9.8. Brain mechanisms of preattentive processing and attention
1. Stimuli that are not attended to nevertheless activate sensory and perceptual areas of the brain: especially in primary sensory areas. → when words
flashed on a screen: neurons activated that are involved with reading.
2. Attention magnifies the activity that task-relevant stimuli produce in sensory and perceptual areas of the brain, and it diminishes the activity that task-irrelevant stimuli
produce: attention seems to sensitive neurons and increasing their responsiveness to stimuli to analyse. Opposite effect on neurons whose response is irrelevant.
3. Neural mechanisms in anterior (forward) portions of cortex are responsible for control of attention: areas in frontal lobe and other parts become active when shift in
attention occurs. Prefrontal cortex is active during tasks that require intense concentration. → anterior regions control attention top-down.

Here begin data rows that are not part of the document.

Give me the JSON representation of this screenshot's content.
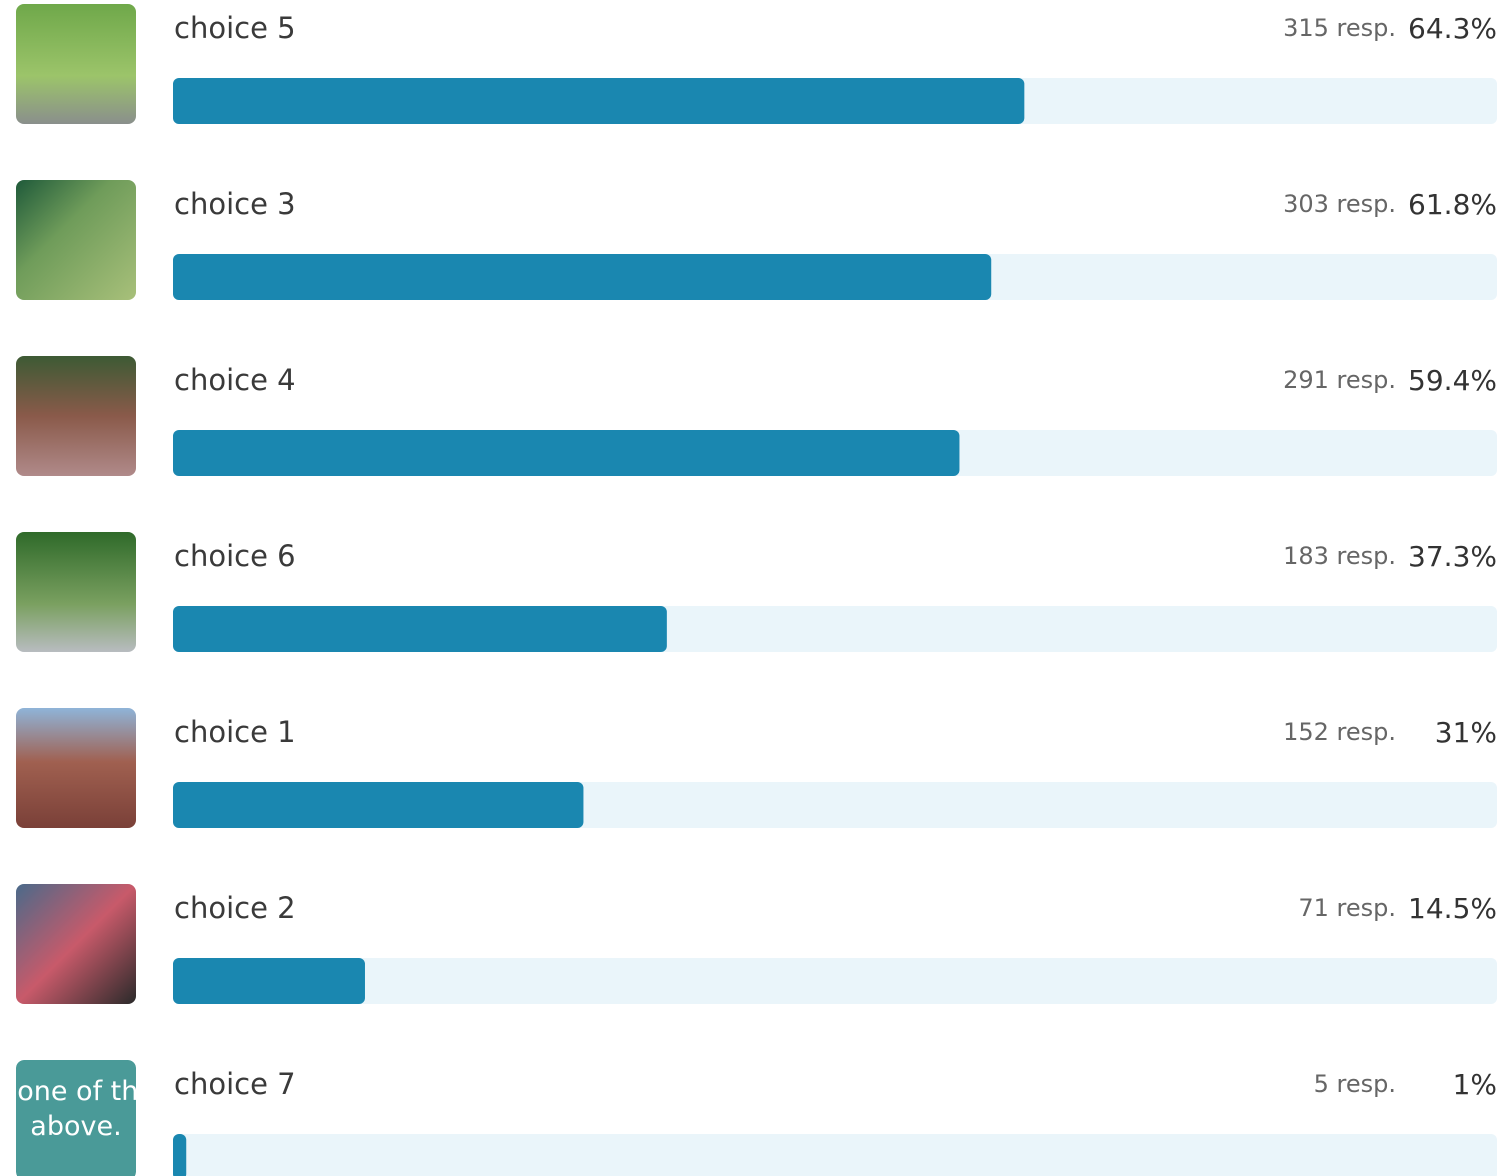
{
  "chart_data": {
    "type": "bar",
    "orientation": "horizontal",
    "categories": [
      "choice 5",
      "choice 3",
      "choice 4",
      "choice 6",
      "choice 1",
      "choice 2",
      "choice 7"
    ],
    "values": [
      64.3,
      61.8,
      59.4,
      37.3,
      31,
      14.5,
      1
    ],
    "value_labels": [
      "64.3%",
      "61.8%",
      "59.4%",
      "37.3%",
      "31%",
      "14.5%",
      "1%"
    ],
    "responses": [
      "315 resp.",
      "303 resp.",
      "291 resp.",
      "183 resp.",
      "152 resp.",
      "71 resp.",
      "5 resp."
    ],
    "xlim": [
      0,
      100
    ],
    "color": "#1a87b0",
    "track_color": "#eaf5fa"
  },
  "thumbnail_text": "None of the above."
}
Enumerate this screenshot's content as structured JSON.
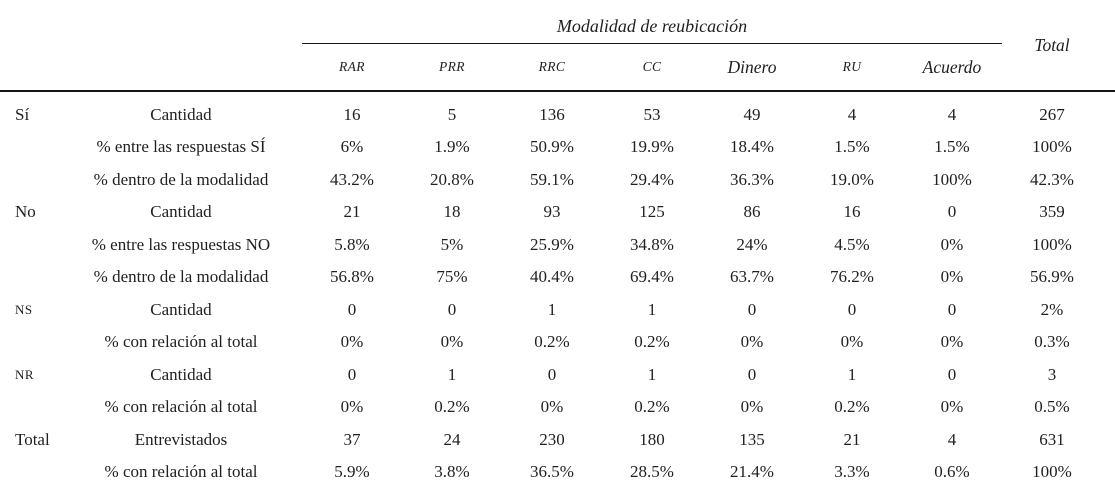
{
  "table": {
    "spanner": "Modalidad de reubicación",
    "total_header": "Total",
    "text_color": "#1f1f1f",
    "rule_color": "#161616",
    "columns": [
      {
        "label": "RAR",
        "caps": true
      },
      {
        "label": "PRR",
        "caps": true
      },
      {
        "label": "RRC",
        "caps": true
      },
      {
        "label": "CC",
        "caps": true
      },
      {
        "label": "Dinero",
        "caps": false
      },
      {
        "label": "RU",
        "caps": true
      },
      {
        "label": "Acuerdo",
        "caps": false
      }
    ],
    "rows": [
      {
        "group": "Sí",
        "caps": false,
        "label": "Cantidad",
        "values": [
          "16",
          "5",
          "136",
          "53",
          "49",
          "4",
          "4",
          "267"
        ]
      },
      {
        "group": "",
        "caps": false,
        "label": "% entre las respuestas SÍ",
        "values": [
          "6%",
          "1.9%",
          "50.9%",
          "19.9%",
          "18.4%",
          "1.5%",
          "1.5%",
          "100%"
        ]
      },
      {
        "group": "",
        "caps": false,
        "label": "% dentro de la modalidad",
        "values": [
          "43.2%",
          "20.8%",
          "59.1%",
          "29.4%",
          "36.3%",
          "19.0%",
          "100%",
          "42.3%"
        ]
      },
      {
        "group": "No",
        "caps": false,
        "label": "Cantidad",
        "values": [
          "21",
          "18",
          "93",
          "125",
          "86",
          "16",
          "0",
          "359"
        ]
      },
      {
        "group": "",
        "caps": false,
        "label": "% entre las respuestas NO",
        "values": [
          "5.8%",
          "5%",
          "25.9%",
          "34.8%",
          "24%",
          "4.5%",
          "0%",
          "100%"
        ]
      },
      {
        "group": "",
        "caps": false,
        "label": "% dentro de la modalidad",
        "values": [
          "56.8%",
          "75%",
          "40.4%",
          "69.4%",
          "63.7%",
          "76.2%",
          "0%",
          "56.9%"
        ]
      },
      {
        "group": "NS",
        "caps": true,
        "label": "Cantidad",
        "values": [
          "0",
          "0",
          "1",
          "1",
          "0",
          "0",
          "0",
          "2%"
        ]
      },
      {
        "group": "",
        "caps": false,
        "label": "% con relación al total",
        "values": [
          "0%",
          "0%",
          "0.2%",
          "0.2%",
          "0%",
          "0%",
          "0%",
          "0.3%"
        ]
      },
      {
        "group": "NR",
        "caps": true,
        "label": "Cantidad",
        "values": [
          "0",
          "1",
          "0",
          "1",
          "0",
          "1",
          "0",
          "3"
        ]
      },
      {
        "group": "",
        "caps": false,
        "label": "% con relación al total",
        "values": [
          "0%",
          "0.2%",
          "0%",
          "0.2%",
          "0%",
          "0.2%",
          "0%",
          "0.5%"
        ]
      },
      {
        "group": "Total",
        "caps": false,
        "label": "Entrevistados",
        "values": [
          "37",
          "24",
          "230",
          "180",
          "135",
          "21",
          "4",
          "631"
        ]
      },
      {
        "group": "",
        "caps": false,
        "label": "% con relación al total",
        "values": [
          "5.9%",
          "3.8%",
          "36.5%",
          "28.5%",
          "21.4%",
          "3.3%",
          "0.6%",
          "100%"
        ]
      }
    ]
  }
}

Spatial neglect: unable to see things in contra lateral visual field (opposite side of brain injury) e.g. Don't see right side of plate
e.g. Timeline: without brain lesions → recognize features past and future equally. When left spatial neglect: remember future normally but past events poorly.
Suggests that spatial representations are related to same brain areas as some types of temporal representations.
More resources devoted to analyse certain selected stimuli and less to analyze stimuli picked-up by senses.
The more neural activity → more conscious experience of stimuli.